CONVENT, La. (AP) — A Louisiana parish canceled their annual Christmas Eve bonfire celebration due to an increase in coronavirus cases, officials said.

St. James Parish officials called off the event Wednesday, after discussing possible plans with the State Fire Marshal's office, news outlets reported.

Officials said they were concerned about the crowds the event could bring in and how they could maintain social distancing, since the event runs for miles along the Mississippi River levee.

The two groups tried to find an alternative way to hold the bonfire safely but rising COVID-19 cases halted the discussion.

On Wednesday, the parish said their positivity rate had nearly doubled, hitting 16.9%.

“This was by no means an easy decision to make as this tradition is long standing and special to our community in particular,” parish officials said Wednesday. “We understand this has been an extremely difficult year for many of us and we have hoped for a sense of normalcy in the Christmas season especially, however, we must first and foremost protect the health, safety and well-being of our residents.”

The Christmas Eve bonfire celebrations in St. James and other river parishes may have begun in the late 1800s.
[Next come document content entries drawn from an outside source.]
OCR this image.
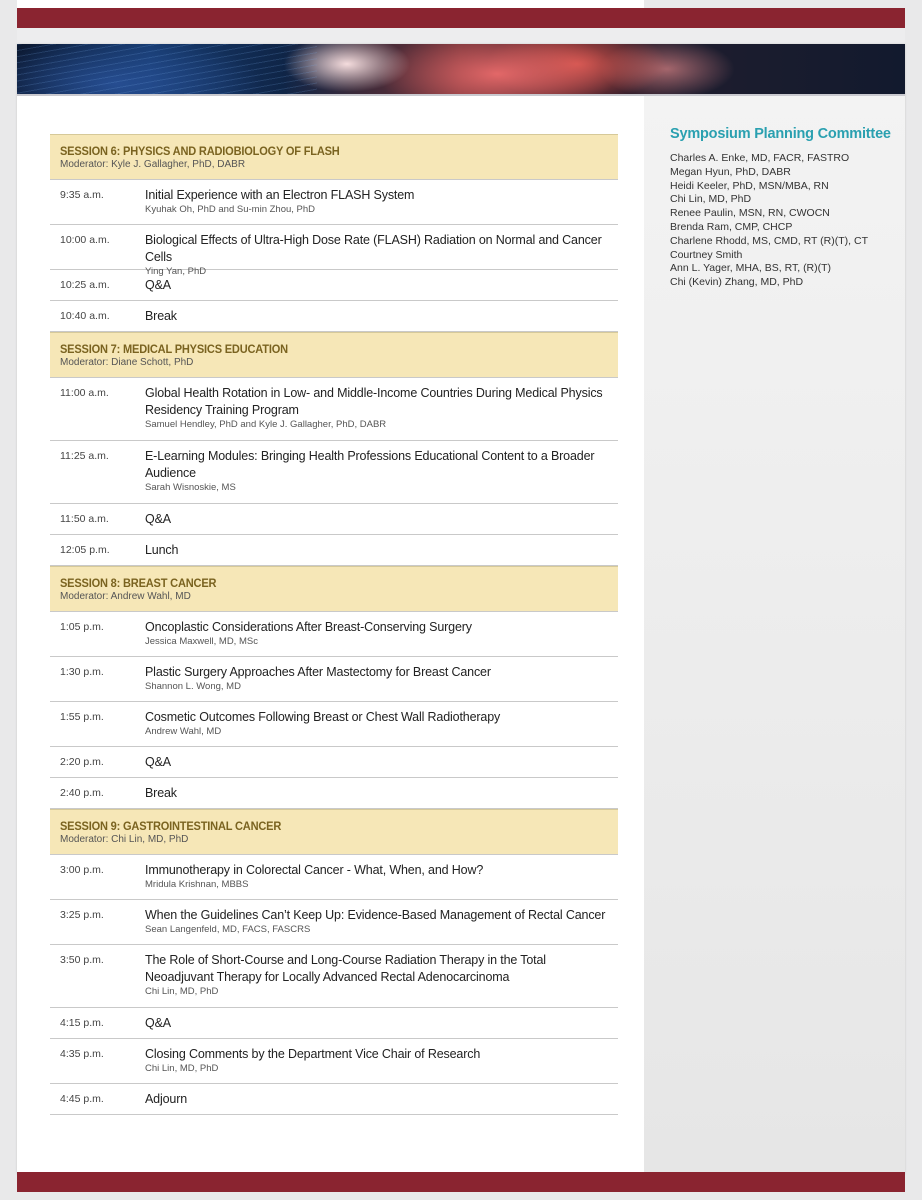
Symposium Planning Committee
Charles A. Enke, MD, FACR, FASTRO
Megan Hyun, PhD, DABR
Heidi Keeler, PhD, MSN/MBA, RN
Chi Lin, MD, PhD
Renee Paulin, MSN, RN, CWOCN
Brenda Ram, CMP, CHCP
Charlene Rhodd, MS, CMD, RT (R)(T), CT
Courtney Smith
Ann L. Yager, MHA, BS, RT, (R)(T)
Chi (Kevin) Zhang, MD, PhD
SESSION 6: PHYSICS AND RADIOBIOLOGY OF FLASH
Moderator: Kyle J. Gallagher, PhD, DABR
9:35 a.m.	Initial Experience with an Electron FLASH System
Kyuhak Oh, PhD and Su-min Zhou, PhD
10:00 a.m.	Biological Effects of Ultra-High Dose Rate (FLASH) Radiation on Normal and Cancer Cells
Ying Yan, PhD
10:25 a.m.	Q&A
10:40 a.m.	Break
SESSION 7: MEDICAL PHYSICS EDUCATION
Moderator: Diane Schott, PhD
11:00 a.m.	Global Health Rotation in Low- and Middle-Income Countries During Medical Physics Residency Training Program
Samuel Hendley, PhD and Kyle J. Gallagher, PhD, DABR
11:25 a.m.	E-Learning Modules: Bringing Health Professions Educational Content to a Broader Audience
Sarah Wisnoskie, MS
11:50 a.m.	Q&A
12:05 p.m.	Lunch
SESSION 8: BREAST CANCER
Moderator: Andrew Wahl, MD
1:05 p.m.	Oncoplastic Considerations After Breast-Conserving Surgery
Jessica Maxwell, MD, MSc
1:30 p.m.	Plastic Surgery Approaches After Mastectomy for Breast Cancer
Shannon L. Wong, MD
1:55 p.m.	Cosmetic Outcomes Following Breast or Chest Wall Radiotherapy
Andrew Wahl, MD
2:20 p.m.	Q&A
2:40 p.m.	Break
SESSION 9: GASTROINTESTINAL CANCER
Moderator: Chi Lin, MD, PhD
3:00 p.m.	Immunotherapy in Colorectal Cancer - What, When, and How?
Mridula Krishnan, MBBS
3:25 p.m.	When the Guidelines Can’t Keep Up: Evidence-Based Management of Rectal Cancer
Sean Langenfeld, MD, FACS, FASCRS
3:50 p.m.	The Role of Short-Course and Long-Course Radiation Therapy in the Total Neoadjuvant Therapy for Locally Advanced Rectal Adenocarcinoma
Chi Lin, MD, PhD
4:15 p.m.	Q&A
4:35 p.m.	Closing Comments by the Department Vice Chair of Research
Chi Lin, MD, PhD
4:45 p.m.	Adjourn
The bonfires are tepee-shaped and are said to light the way for Papa Noel on his nighttime ride to deliver gifts.

Today the levee bonfires have become a tourist attraction and typically, bonfire construction starts after the Thanksgiving holiday.

Parish President Pete Dufresne plans to host a Facebook Live discussion on Thursday at new noon “to address in more detail how this decision was made as well as permit refunds and deconstructing of previously built bonfires.”

The coronavirus pandemic has led to the cancelation of public celebrations around Louisiana, including Mardi Gras parades and the Carnival season.

Since Louisiana’s outbreak began in March, the health department has confirmed 6,393 Louisiana residents have died from the COVID-19 disease caused by the coronavirus. The number of people hospitalized with COVID-19 reached 1,537 Wednesday — more than double since last month and on track to exceed hospitalizations in the state’s last coronavirus spike in July.